Man 1: [00:00] The next bit of functionality in our validatable library is a simple but necessary one. That's the validation. A validation is a combination of a configured validation function from the previous step.

[00:12] Here we're configuring the main validator with a value of five, and the name of a field. The name in this case is actually just going to be Name, so we're going to validate the name of a user is at least five. This is similar to, again, using the syntax, user.validates length min five. Something like that.

[00:39] We're going to, in this case, insure that when we use the min validation to validate this user, that we get the value true. If we set the name to an empty string, that we get a false value, and also that the min validation exposes the message from the validation function.

[00:57] Right now, saving this out, we see that we have a failing test, because we have no validation class.

[01:03] Let's go ahead and add this validation class. Under "Validatable," we'll create a home for this. Validation. We'll copy out some of this to make it easier for us. Instead of "Validator," we're going to say, "Validation." Right now, this relies on nothing.
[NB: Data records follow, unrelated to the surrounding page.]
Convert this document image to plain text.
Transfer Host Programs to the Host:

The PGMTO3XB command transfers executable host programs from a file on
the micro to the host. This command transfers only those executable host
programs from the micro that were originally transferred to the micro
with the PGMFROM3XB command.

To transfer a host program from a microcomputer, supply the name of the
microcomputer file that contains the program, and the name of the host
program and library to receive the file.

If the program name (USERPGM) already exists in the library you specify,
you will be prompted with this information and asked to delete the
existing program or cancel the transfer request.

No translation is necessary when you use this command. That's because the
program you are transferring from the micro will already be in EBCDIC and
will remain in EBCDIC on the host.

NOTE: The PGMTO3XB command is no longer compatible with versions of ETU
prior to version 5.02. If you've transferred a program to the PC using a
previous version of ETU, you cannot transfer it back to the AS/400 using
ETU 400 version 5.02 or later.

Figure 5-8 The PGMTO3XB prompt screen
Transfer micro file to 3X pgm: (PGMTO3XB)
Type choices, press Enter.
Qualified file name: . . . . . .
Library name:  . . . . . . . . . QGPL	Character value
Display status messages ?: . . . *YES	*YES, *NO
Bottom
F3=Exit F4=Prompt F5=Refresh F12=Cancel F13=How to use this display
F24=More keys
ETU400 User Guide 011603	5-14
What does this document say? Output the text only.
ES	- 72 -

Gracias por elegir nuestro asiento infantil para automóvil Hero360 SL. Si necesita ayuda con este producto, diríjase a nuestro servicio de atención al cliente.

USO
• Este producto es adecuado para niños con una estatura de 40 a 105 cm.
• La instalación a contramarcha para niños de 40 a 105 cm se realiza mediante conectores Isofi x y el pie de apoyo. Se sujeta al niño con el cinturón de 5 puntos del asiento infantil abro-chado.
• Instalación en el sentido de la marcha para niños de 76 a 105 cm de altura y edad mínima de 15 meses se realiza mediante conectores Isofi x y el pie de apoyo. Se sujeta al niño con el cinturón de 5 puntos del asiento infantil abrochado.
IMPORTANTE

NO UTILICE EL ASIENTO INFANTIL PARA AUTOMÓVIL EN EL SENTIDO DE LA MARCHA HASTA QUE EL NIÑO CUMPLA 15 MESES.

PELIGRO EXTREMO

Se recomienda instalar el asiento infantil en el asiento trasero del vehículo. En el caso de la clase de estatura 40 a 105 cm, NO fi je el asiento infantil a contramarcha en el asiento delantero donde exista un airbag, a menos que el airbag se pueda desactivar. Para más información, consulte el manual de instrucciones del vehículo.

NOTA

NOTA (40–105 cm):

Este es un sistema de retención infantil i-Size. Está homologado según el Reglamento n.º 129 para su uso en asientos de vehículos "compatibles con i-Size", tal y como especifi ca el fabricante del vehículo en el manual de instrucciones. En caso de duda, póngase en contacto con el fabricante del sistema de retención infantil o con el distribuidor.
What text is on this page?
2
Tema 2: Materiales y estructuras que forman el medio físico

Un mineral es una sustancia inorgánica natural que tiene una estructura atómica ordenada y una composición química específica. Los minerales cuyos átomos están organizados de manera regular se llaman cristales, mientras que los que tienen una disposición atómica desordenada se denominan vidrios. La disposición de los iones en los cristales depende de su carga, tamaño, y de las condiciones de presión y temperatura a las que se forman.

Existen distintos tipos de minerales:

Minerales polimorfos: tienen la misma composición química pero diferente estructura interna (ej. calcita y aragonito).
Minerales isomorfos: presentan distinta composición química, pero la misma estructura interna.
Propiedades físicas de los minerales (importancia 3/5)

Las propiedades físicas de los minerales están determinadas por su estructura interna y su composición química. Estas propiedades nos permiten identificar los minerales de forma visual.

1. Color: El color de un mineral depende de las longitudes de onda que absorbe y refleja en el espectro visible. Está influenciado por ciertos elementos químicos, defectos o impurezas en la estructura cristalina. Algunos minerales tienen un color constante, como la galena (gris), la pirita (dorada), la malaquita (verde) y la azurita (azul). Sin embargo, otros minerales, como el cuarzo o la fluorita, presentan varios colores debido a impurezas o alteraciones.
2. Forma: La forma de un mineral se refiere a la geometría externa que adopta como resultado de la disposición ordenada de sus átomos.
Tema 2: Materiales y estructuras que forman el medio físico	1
[01:30] There we go. Again, we just need to create a quick constructor for a validation, and we're going to return the validation. This takes, again, the field name and it takes a configured validation function. We're going to expose the public properties on the validation, so we'll say this.field equals field. This.message equals validation function.message. This.validate is a function that takes an instance and we're going to validate this instance by saying validation function and we'll pass in the instance, and we'll validate that field.

[02:12] Doing this, all of our tests pass, as we would expect. Rather simple.